Gelişen Teknoloji ve Etkiler
Başlangıçta kullanılan PDL sistemlerinin (577 nm) atım süreleri kısa olduğu için (0,45-1,5 ms), damar içindeki eritrositlerin (alyuvarlar) pıhtılaşmasına ve yaklaşık iki hafta süren morluk (purpura) oluşumuna neden oluyordu. Bu durum etkili olsa da, hastalar için rahatsız ediciydi.

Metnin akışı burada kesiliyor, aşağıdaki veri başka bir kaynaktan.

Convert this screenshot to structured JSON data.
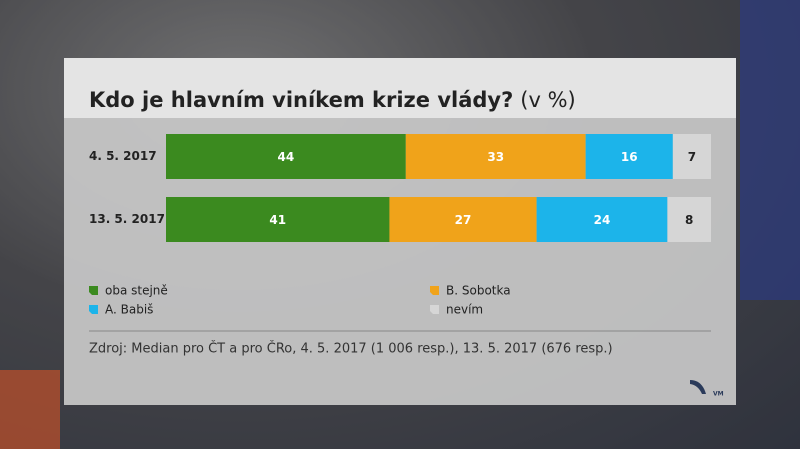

Günümüzde kullanılan yeni nesil PDL sistemleri (585, 590, 595 ve 600 nm) ise daha uzun dalga boyuna sahiptir. Bu sayede, daha derine nüfuz edebilirler. Ayrıca, daha esnek atım süreleri (0,45-40 ms), enerji seviyeleri (5-10 J/cm²) ve nokta genişlikleri (2-12 mm) sunarlar. Bu sistemler, tek bir atımı birden fazla küçük atıma bölerek çalışır. Böylece, dokuya daha yüksek enerji aktarılırken, düzenli dağılmış mikro atımlar morluk oluşumunu engeller.
Tedavinin sonunda beklenen etki; 585-600 nm lazerler için hafif bir morluk, 595 nm için ise damarın tamamen yok olmasıdır.
Kullanım Alanları ve Yan Etkiler
Yeni nesil PDL'ler, hemanjiyom ve şarap lekeleri gibi doğuştan gelen damar anomalileri için standart bir tedavi yöntemidir. Bunun yanı sıra, yüzdeki telenjiektaziler, rozasea, bacaklardaki varisler ve telenjiektaziler, Civatte'nin poikiloderması ve piyojenik granülom gibi sonradan edinilen damar lezyonlarında da kullanılır. Ayrıca, akne, kalınlaşmış yara izleri (hipertrofik skarlar), psöriazis ve erken evre çatlaklar (strialar) gibi damar bileşeni olan diğer hastalıklarda da faydalıdır.
595 nm dalga boyu, aynı zamanda melanin (cilde renk veren madde) tarafından da emilir. Bu nedenle, yeni sistemlerin içerdiği basınçlı el üniteleri, damarları hedef alırken, melanine daha az zarar verme olanağı sunar. Eğer bu uygulamada soğutucu sprey kullanılmazsa, ciltteki epidermal melanin daha fazla ısınır ve bu sayede cilt rengi düzensizlikleri de etkili bir şekilde tedavi edilebilir.
Yeni PDL sistemlerindeki dinamik soğutma sistemleri sayesinde, epidermal hasar riski, uygulama sırasındaki ağrı ve tedavi sonrasında ortaya çıkabilecek pigmentasyon ve morluklar önemli ölçüde azalmıştır.
PDL tedavisi sonrası, hastaların çoğunda 7-10 gün süren kızarıklık, morluk, şişlik ve sızıntılı yara kabuklanmaları görülebilir. Daha nadir olarak, özellikle koyu tenli kişilerde hipo veya hiperpigmentasyon (cilt renginde açılma veya koyulaşma), çok nadiren de atrofik skar (çökük yara izi) oluşumu ve piyojenik granülom gelişimi gibi komplikasyonlar da bildirilmiştir.